Barrington Hills prairie safe from development
Riding Club of Barrington Hills members Eve Perry (left), Gretchen Hess (center) stand atop the gravel hill prairie with landowner Renata Heiberg. A conservation easement permanently protects the riding trails. | Photo courtesy of Patty Dowd Schmitz
Updated: November 5, 2012 10:48AM
BARRINGTON HILLS — The Barrington Area Conservation Trust announced last month the preservation of a rare native gravel hill prairie in Barrington Hills that is known for its equestrian trails.
A conservation easement, which is a deed restriction used to protect private property from future development, was used to secure the prairie’s preservation.
“It was really exciting for us,” said Karen Yancy, executive director of the Barrington Area Conservation Trust. “It took almost a year to complete this, so we’re thrilled to finally have it done.”
The site consists of four acres with an oak forest. Yancy said the forest has trees that are more than 100 years old as well as a number of rare plants.
“It’s really what defines our community,” Yancy said. “There’s one percent of the original Illinois prairie remaining in the state, and this is part of that. It’s also a very big gift to the equestrian community.”

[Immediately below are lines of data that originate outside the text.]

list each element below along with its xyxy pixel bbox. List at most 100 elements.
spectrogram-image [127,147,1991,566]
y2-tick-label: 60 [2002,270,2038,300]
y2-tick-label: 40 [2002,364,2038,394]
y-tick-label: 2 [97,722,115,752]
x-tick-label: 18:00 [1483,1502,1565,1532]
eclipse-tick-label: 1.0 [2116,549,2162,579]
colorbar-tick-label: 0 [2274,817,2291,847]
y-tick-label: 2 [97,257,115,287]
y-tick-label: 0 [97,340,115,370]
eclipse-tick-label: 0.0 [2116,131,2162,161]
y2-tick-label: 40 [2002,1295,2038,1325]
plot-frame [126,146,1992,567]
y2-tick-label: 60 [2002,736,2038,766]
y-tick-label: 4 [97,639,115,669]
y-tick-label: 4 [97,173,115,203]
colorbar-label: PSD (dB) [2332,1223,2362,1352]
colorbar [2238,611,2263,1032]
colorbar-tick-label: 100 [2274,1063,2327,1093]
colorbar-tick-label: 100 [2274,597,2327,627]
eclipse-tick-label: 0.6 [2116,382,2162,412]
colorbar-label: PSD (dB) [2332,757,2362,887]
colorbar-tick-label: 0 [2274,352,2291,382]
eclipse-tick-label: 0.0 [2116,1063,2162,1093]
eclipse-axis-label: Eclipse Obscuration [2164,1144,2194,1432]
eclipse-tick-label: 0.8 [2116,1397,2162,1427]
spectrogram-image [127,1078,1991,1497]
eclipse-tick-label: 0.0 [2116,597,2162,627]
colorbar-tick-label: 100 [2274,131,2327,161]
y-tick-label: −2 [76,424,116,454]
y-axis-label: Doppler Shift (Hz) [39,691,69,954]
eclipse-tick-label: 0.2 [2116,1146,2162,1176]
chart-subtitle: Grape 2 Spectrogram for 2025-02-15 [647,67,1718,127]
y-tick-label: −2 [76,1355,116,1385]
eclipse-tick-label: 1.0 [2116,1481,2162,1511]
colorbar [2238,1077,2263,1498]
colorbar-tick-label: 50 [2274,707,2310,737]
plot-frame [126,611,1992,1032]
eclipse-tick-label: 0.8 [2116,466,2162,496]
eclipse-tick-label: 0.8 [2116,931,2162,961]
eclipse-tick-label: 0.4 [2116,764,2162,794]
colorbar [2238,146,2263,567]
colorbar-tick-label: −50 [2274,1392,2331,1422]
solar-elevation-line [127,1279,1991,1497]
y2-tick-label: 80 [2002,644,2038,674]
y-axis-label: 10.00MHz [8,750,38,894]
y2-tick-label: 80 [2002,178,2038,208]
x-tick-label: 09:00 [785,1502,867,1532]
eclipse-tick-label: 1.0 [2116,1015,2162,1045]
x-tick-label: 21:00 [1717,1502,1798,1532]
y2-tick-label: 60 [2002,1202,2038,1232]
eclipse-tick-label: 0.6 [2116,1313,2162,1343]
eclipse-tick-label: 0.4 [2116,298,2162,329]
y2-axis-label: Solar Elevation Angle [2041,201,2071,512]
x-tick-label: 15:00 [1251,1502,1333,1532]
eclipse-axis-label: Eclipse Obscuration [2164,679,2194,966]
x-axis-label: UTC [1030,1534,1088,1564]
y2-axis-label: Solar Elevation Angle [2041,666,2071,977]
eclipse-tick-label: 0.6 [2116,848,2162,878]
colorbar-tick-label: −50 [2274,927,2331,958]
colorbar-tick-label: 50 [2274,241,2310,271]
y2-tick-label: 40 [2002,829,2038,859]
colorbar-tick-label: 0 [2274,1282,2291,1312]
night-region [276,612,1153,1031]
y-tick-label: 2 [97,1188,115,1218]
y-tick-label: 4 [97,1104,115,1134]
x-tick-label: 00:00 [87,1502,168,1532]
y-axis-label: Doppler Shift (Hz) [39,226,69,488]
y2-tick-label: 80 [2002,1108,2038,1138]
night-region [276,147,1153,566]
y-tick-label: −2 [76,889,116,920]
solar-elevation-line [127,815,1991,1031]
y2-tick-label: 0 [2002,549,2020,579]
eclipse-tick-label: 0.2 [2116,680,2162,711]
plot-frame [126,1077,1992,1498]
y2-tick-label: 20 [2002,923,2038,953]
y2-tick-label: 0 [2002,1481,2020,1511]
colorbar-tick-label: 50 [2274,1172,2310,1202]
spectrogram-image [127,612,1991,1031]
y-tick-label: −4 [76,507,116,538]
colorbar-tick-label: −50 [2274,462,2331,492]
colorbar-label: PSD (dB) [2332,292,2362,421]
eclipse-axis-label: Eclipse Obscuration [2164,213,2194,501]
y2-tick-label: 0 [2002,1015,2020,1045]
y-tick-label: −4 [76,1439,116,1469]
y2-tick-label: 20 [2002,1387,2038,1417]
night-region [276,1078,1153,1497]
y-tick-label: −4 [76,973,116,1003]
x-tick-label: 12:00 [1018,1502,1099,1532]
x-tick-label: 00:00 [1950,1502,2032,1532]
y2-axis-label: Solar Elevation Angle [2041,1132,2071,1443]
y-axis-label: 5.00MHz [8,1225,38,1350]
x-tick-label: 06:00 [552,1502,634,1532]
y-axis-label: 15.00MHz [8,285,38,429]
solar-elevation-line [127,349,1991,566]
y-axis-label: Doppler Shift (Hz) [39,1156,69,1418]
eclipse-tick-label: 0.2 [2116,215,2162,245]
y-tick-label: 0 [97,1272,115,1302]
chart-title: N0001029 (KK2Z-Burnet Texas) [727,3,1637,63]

The property, which is near Ridge Road, is owned by Marius Bialas and Renata Heiberg. Bialas and Heiberg worked with members of the Riding Club of Barrington Hills, who urged the couple to talk to the Trust about the possibility of an easement on the land. Although the land is private property, the easement allows for Riding Club members to continue using the riding trails on the property. Yancy said the Trust plans on offering hikes through the area to its members.
Yancy explained that an easement is a permanent deed restriction that stays in place even if the ownership of the property changes.
“So when you sell it, the next person has to abide by the rules,” she said.
Some of the rare plants on the Barrington Hills property include purple prairie clover, green milkweed and a variety of blue stem grasses. Yancy said most gravel hill prairies are found along the Mississippi region of Illinois and it’s rare to find such a prairie in this area.
“This conservation easement is a wonderful gift to the community and will ensure that both the horse trails and the rare native plants are protected through ongoing stewardship efforts,” Yancy said.
Conservation easements, Yancy explained, have been used widely on the east and west coasts and are becoming increasingly popular in Illinois. The Trust has completed more than 20 easements in the Barrington area since it was formed 12 years ago.